In the present embodiment, as described above, the tie rod 50 is disposed in front of the vehicle in front of the wheel center W · O of the front wheel 2, so that the curved portion 51 of the tie rod 50 avoids interference with the lower end portion of the shock absorber 11. Therefore, the curved shape protrudes to the front side of the vehicle.

  The curved portion 51 is desirably formed along a line segment orthogonal to the axis X of the strut 10. In this embodiment, the curved portion 51 is orthogonal to the axis X when viewed from the side as shown in FIG. A curved portion 51 is formed along the line segment Y.

  The curved portion 51 has an arc shape with a required curvature as shown in FIGS. 2 to 4, and the front wheel 2 is turned to the maximum as shown in FIG. 4 so that the tie rod 50 and the lower end portion of the shock absorber 11 are In the state where they are close to each other, the axial center of the shock absorber 11 and the arc center of the bending portion 51 substantially coincide with each other so that the shock absorber 11 can be received inside the bending portion 51.

  According to the present embodiment configured as described above, by setting the lower end position of the strut 10 below the tie rod 50, the ground clearance above the strut can be lowered.

  As a result, the hood height at the front of the vehicle body can be greatly reduced, and the front view of the front seat of the vehicle can be enlarged.

  In this way, when the lower end position of the strut 10 is set below the tie rod 50, when the front wheel 2 is turned to the maximum on the left side of the vehicle as shown in FIG. 4, for example, the lower end of the shock absorber 11 with respect to the tie rod 50. The part comes closer.
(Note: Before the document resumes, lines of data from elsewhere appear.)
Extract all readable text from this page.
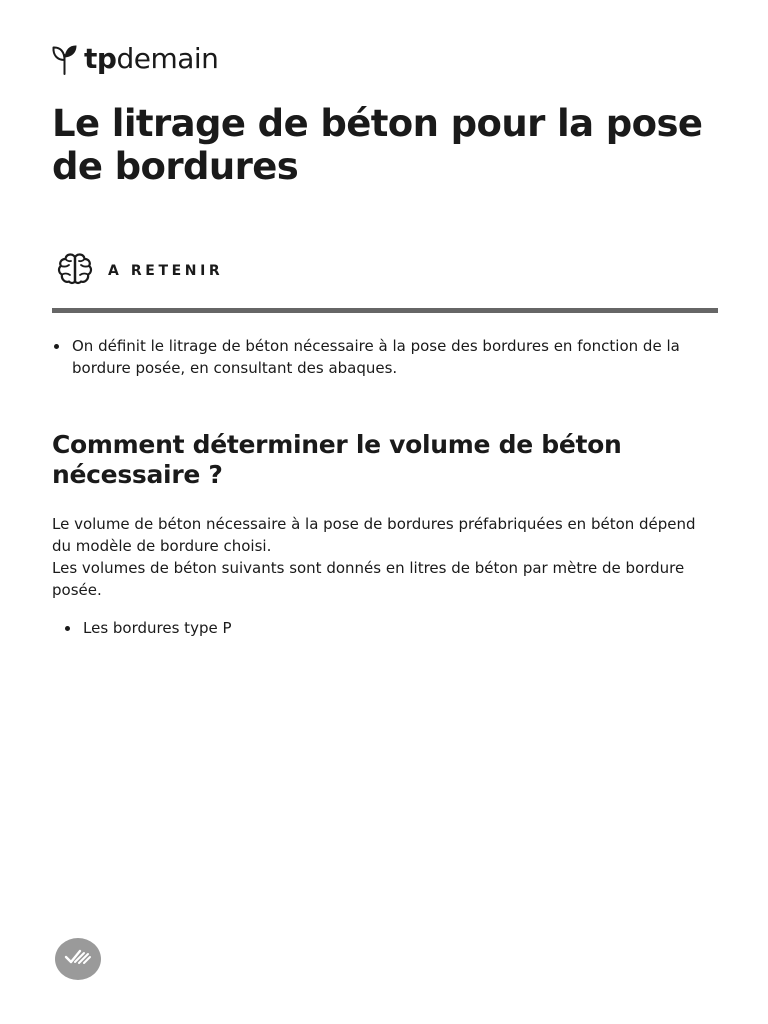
tpdemain
Le litrage de béton pour la pose de bordures
A RETENIR
On définit le litrage de béton nécessaire à la pose des bordures en fonction de la bordure posée, en consultant des abaques.
Comment déterminer le volume de béton nécessaire ?

Le volume de béton nécessaire à la pose de bordures préfabriquées en béton dépend du modèle de bordure choisi.
Les volumes de béton suivants sont donnés en litres de béton par mètre de bordure posée.

Les bordures type P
At this time, in order to avoid mutual interference by the curved portion 51 of the tie rod 50, a large turning angle can be taken.
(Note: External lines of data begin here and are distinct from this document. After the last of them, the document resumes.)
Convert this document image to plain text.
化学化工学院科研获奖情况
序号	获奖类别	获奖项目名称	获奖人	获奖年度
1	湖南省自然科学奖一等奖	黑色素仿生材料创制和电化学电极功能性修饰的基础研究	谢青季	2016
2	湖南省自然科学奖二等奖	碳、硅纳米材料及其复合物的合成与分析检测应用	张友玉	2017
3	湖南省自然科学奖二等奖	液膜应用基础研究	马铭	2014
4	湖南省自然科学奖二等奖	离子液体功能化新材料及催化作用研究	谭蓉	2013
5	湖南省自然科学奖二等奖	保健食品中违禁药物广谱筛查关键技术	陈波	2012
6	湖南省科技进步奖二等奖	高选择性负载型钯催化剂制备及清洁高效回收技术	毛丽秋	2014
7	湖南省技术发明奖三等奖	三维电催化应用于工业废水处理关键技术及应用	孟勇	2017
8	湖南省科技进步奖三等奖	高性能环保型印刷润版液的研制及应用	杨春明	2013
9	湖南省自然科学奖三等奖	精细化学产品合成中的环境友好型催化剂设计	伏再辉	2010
  As a result, it is possible to achieve both of the above-described expansion of the forward field of view of the vehicle and reduction of the minimum turning radius of the vehicle by setting a large steering angle.
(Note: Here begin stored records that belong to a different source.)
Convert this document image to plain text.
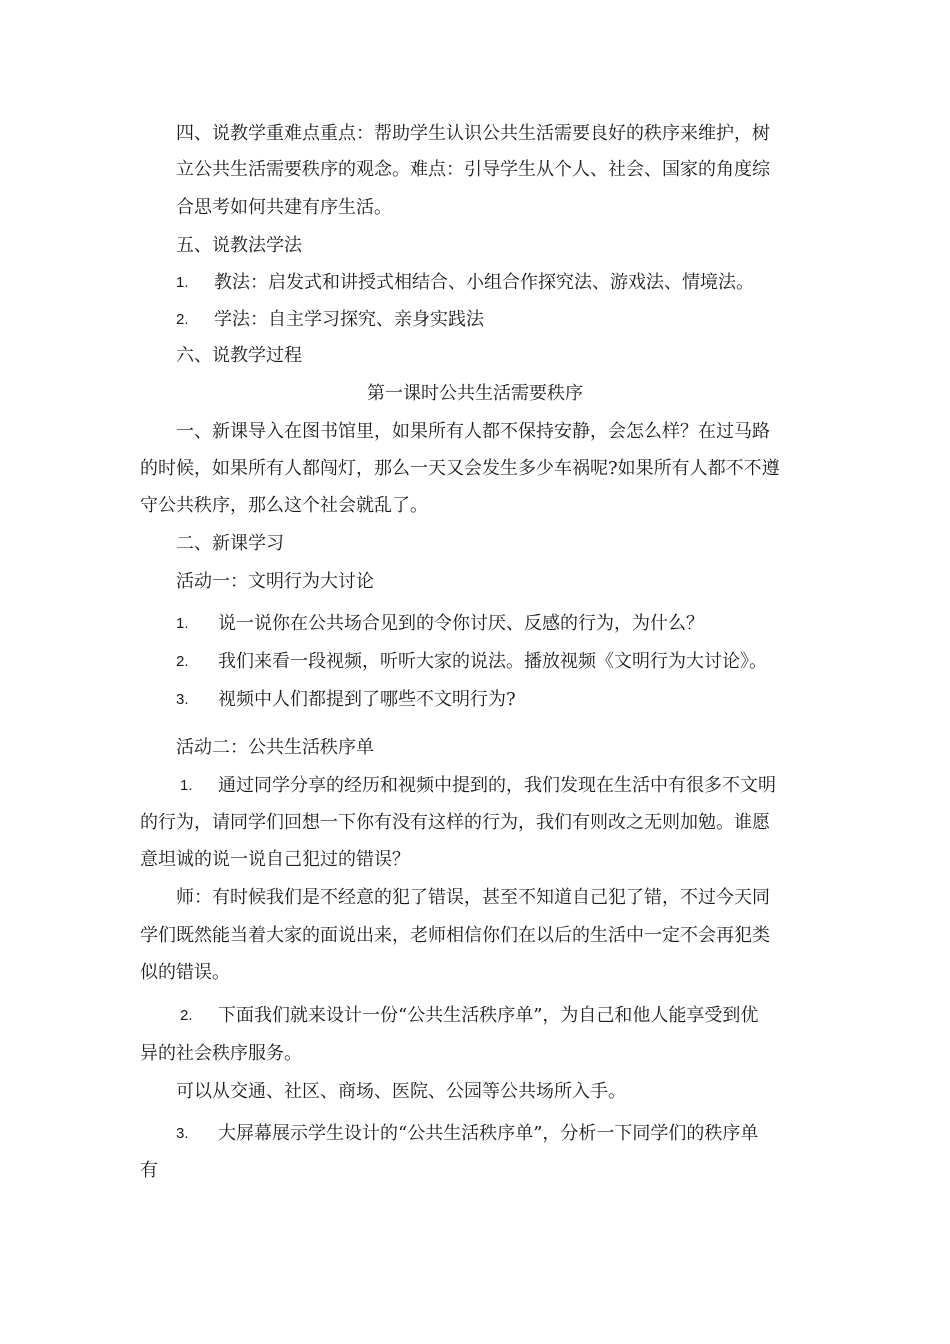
四、说教学重难点重点：帮助学生认识公共生活需要良好的秩序来维护，树
立公共生活需要秩序的观念。难点：引导学生从个人、社会、国家的角度综
合思考如何共建有序生活。
五、说教法学法
1. 教法：启发式和讲授式相结合、小组合作探究法、游戏法、情境法。
2. 学法：自主学习探究、亲身实践法
六、说教学过程
第一课时公共生活需要秩序
一、新课导入在图书馆里，如果所有人都不保持安静，会怎么样？在过马路
的时候，如果所有人都闯灯，那么一天又会发生多少车祸呢?如果所有人都不不遵
守公共秩序，那么这个社会就乱了。
二、新课学习
活动一：文明行为大讨论
1. 说一说你在公共场合见到的令你讨厌、反感的行为，为什么？
2. 我们来看一段视频，听听大家的说法。播放视频《文明行为大讨论》。
3. 视频中人们都提到了哪些不文明行为?
活动二：公共生活秩序单
1. 通过同学分享的经历和视频中提到的，我们发现在生活中有很多不文明
的行为，请同学们回想一下你有没有这样的行为，我们有则改之无则加勉。谁愿
意坦诚的说一说自己犯过的错误？
师：有时候我们是不经意的犯了错误，甚至不知道自己犯了错，不过今天同
学们既然能当着大家的面说出来，老师相信你们在以后的生活中一定不会再犯类
似的错误。
2. 下面我们就来设计一份“公共生活秩序单”，为自己和他人能享受到优
异的社会秩序服务。
可以从交通、社区、商场、医院、公园等公共场所入手。
3. 大屏幕展示学生设计的“公共生活秩序单”，分析一下同学们的秩序单
有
  In particular, in the present embodiment, the tie rod 50 and the rack mechanism 60 are disposed in front of the vehicle with respect to the wheel center W · O of the front wheel 2, and the curved portion 51 of the tie rod 50 has a curved shape protruding toward the vehicle front side. .

  With the front arrangement of the rack mechanism 60, a sufficient space for connecting the knuckle arm 21 and the tie rod 50 of the housing 20 can be secured, and a large steering angle can be advantageously achieved by setting the bending portion 51 in terms of design. it can.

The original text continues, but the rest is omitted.